As APPA President, Kinnaman also intends to look at APPA's four core competencies in identifying specific performance indicators. Those four areas are general administration and management; operations and maintenance; energy and utilities; and planning, design, and construction. "We will be creating pars for the profession,' as in golf," she said. We envision 100+ organizations who will participate in a survey that will validate the levels of effectiveness over time. The model is a strategic tool that can be used by facilities administrators to initiate a benchmarking process. You can apply best practices toward improvement and do a better job of dealing with the realities of the profession. SAM will give APPA members a business tool to facilitate discussion with campus decision makers."

One of Kinnaman's great joys in APPA has been her involvement with the APPA Institute. "It has been thoroughly gratifying," she said. "I'd also like to get more involved with the Leadership Academy. These programs are typical of the wonderful opportunities offered by APPA for employees in facilities management."

Dealing with the Guys

Although she would like to see more members of her gender in the profession, being one of only a few women in education facilities management has not fazed Kinnaman much, due in great measure to her upbringing. "As the oldest of four children with three brothers, being in a male-dominated profession has not been a real transition for me," she said. "I got used to standing up for myself early. My philosophy always has been that excellence eventually bubbles to the top. And if women have to persevere a little longer and work a little harder, so be it."

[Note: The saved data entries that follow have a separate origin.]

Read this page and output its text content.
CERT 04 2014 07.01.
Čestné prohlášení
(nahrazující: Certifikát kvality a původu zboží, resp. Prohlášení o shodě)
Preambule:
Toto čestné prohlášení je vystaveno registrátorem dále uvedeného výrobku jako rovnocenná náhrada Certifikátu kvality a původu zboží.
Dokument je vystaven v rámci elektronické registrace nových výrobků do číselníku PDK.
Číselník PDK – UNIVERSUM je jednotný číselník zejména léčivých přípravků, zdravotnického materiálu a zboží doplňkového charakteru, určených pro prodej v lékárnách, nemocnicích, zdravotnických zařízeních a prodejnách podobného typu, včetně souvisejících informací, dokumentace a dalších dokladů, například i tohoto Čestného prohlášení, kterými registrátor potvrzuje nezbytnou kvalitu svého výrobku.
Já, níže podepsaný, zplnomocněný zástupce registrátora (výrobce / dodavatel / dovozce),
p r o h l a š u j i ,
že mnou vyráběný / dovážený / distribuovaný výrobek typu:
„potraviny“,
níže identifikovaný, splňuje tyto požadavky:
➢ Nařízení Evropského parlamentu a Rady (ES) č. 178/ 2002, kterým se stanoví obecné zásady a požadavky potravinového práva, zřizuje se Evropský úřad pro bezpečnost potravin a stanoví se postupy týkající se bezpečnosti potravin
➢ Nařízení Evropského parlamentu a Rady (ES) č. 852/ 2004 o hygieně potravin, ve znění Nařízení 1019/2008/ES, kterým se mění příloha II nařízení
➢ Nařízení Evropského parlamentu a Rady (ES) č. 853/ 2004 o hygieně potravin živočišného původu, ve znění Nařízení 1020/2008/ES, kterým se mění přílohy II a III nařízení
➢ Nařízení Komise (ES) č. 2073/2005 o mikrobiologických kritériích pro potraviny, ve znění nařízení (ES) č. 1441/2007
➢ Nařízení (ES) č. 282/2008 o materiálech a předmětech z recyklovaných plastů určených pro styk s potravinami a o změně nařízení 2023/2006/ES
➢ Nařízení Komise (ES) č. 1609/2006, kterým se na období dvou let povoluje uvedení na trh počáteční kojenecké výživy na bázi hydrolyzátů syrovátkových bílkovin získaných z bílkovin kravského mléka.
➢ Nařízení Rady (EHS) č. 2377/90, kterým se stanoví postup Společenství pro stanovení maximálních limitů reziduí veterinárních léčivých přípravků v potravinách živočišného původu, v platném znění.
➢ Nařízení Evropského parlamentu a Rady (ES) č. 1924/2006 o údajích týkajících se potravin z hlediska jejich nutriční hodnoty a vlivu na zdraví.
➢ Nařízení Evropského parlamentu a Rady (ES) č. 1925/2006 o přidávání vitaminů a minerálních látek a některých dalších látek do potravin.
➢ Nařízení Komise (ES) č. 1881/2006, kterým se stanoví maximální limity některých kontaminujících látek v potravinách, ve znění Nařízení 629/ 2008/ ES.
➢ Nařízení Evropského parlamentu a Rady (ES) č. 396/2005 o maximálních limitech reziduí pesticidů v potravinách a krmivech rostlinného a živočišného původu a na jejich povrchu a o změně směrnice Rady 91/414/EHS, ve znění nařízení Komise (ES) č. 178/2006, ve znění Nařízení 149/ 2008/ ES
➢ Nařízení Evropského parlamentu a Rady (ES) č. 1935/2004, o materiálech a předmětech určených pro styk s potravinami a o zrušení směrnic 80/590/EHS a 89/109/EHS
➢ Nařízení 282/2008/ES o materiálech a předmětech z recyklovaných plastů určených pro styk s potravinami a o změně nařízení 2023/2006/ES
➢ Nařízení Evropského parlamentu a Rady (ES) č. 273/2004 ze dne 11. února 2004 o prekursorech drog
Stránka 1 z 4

To help improve the balance within the profession, Kinnaman would like to see a mentoring program for all. "Ironically, men in the association have said they need mentors, too," she noted. "I see them embracing diversity. I haven't had to deal with anyone in APPA as insensitive lugs, although we do need more mentoring to bring more women into the profession and the association." She urged other women interested in this field of work to "persevere, speak out, and be confident."

Looking to the Future

While her current focus is on the immediate future of her presidency, Kinnaman also is looking further ahead. She wants to promote APPA's vision to be the "association of choice and a global partner in learning," for the profession. To achieve such a lofty goal, she expects the association to make major progress on its list of initiatives. "Our initiatives have grown from 45 last fall to 110," she said. "These are significant pieces of work that will be major additions to the toolbox of skills that APPA brings to our members."

For the facilities management profession to be "up to snuff in the future," she said, "we will have to fulfill new roles. We've got to bring many resources to the table of higher education. I can see it on our own campus—our publics are urging us to become technologists, experts, and partners. We need to step up to the plate and embrace the opportunity. APPA can be immensely helpful by providing the networking, resources, and tools needed to cope with our evolving roles.

In terms of her own career, Kinnaman continues to be challenged in her current position as director. "The challenges are numerous in an environment that is ever-changing." She plans to "stay apprised of progress in APPA and shepherd SAM, the Institute and the Leadership Academy into the future even after her presidency. "I'd like to see the research and fellow activity of the Professional Leadership Center mature and present our members with the opportunity to contribute to the body of knowledge and give back to the facilities management profession.